Endoscopic management of large, flat colorectal polyps

Large sessile polyps and flat colorectal lesions greater than 3 centimeters may occur in as many as 5 percent of adults undergoing colonoscopy. Historically difficult to detect and remove, such lesions are of particular concern because they pose a high risk of malignancy, especially on the right side of the colon.

As recently as five years ago, most large polyps were managed surgically. But according to Timothy A. Woodward, M.D., of Mayo Clinic in Jacksonville, Fla., many of these lesions are now successfully treated using endoscopic methods.

"Advances in both imaging technology and treatment methods paved the way for endoscopic management of difficult polyps," he says. "Chromoendoscopy allowed for better identification of lesions as well as better endoscopic characterization. And a variety of endoscopes and snares made it possible to treat polyps in any part of the GI tract accessible to endoscopy, including the esophagus, stomach and duodenum."
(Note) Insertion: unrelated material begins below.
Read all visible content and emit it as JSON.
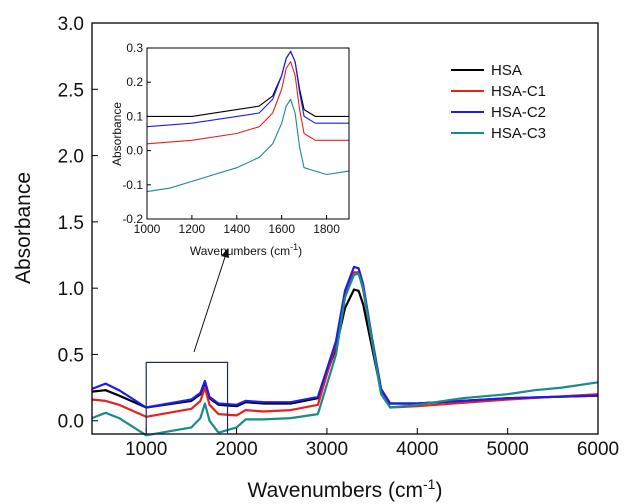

Endoscopic mucosal resection

Today, endoscopic mucosal resection (EMR) is the treatment of choice for large, flat and sessile colorectal lesions. It may be performed using electrocautery or cold snare excision, and with or without lifting agents such as saline and hydroxypropyl methylcellulose.

"Lifting agents create a cushion between the base of the polyp and healthy tissue, making removal easier and reducing the risk of perforation," Dr. Woodward says. "Our group is currently doing studies comparing snares and injectates to see whether a particular combination facilitates better removal."
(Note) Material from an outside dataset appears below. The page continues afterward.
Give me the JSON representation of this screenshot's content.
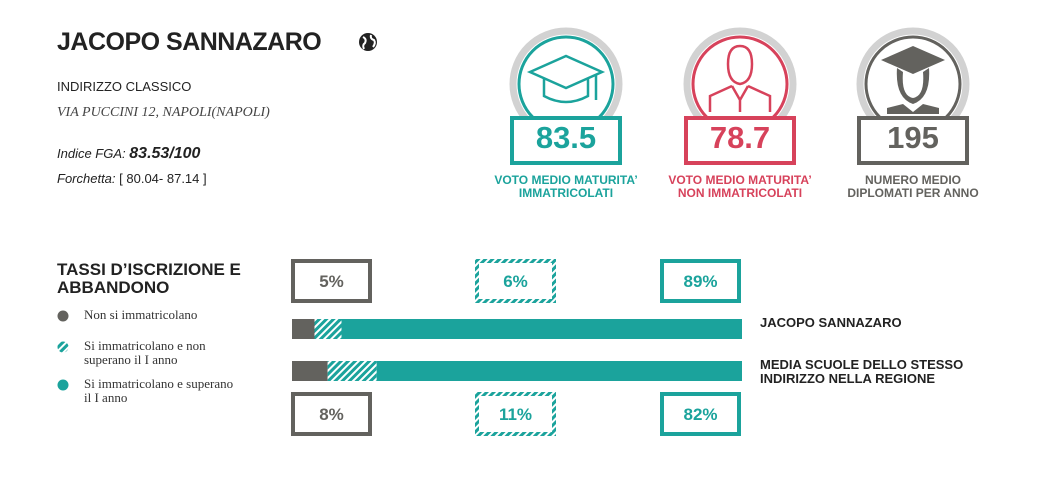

Bleeding is the most common complication of EMR, occurring in about 6 to 8 percent of cases in the colon and in 11 to 17 percent in the duodenum. Generally, bleeding can be well controlled with forceps and coagulation grasping, argon plasma coagulation or endoscopic clipping. Perforation is a second major complication, but in experienced hands tends to occur in less than 5 percent of patients.

Follow-up to check for recurrence and residual disease is recommended three to five months after the procedure. Dr. Woodward notes that residual disease, which can occur in 8 to 17 percent of patients, is often successfully treated with repeat EMR.

Under the knife

Endoscopic submucosal dissection (ESD) is another recent advance in endoscopic therapy. Used in Japan and, increasingly, in a few large centers in the United States, EDS was developed to aid en bloc resection, which both reduces residual disease and allows for precise pathological evaluation.

"EDS requires great technical skill and is much more arduous and time-consuming than EMR," Dr. Woodward emphasizes. "After injecting fluid into the submucosal layer, the lesion is slowly and carefully removed from the base with a surgical knife. It's a very labor-intensive dissection."

The rate of complications such as bleeding and perforation also may be higher than with EMR. At Mayo Clinic in Florida, ESD is performed under the aegis of doctors well trained in the procedure.

In Japan, ESD is used to remove nearly half of early GI cancers. But Dr. Woodward says that Mayo endoscopists defer to surgeons when they suspect a lesion is cancerous. "If there is an incidental finding that is well contained and not penetrating, we may provide close and meticulous observation. More often, we refer the patient to a surgeon."

Still, the widespread use of EMR and, to a much lesser extent, ESD has greatly reduced the number of colorectal lesions requiring surgery. EMR, in particular, has proved to be a safe and often definitive therapy for large, flat polyps in the GI tract.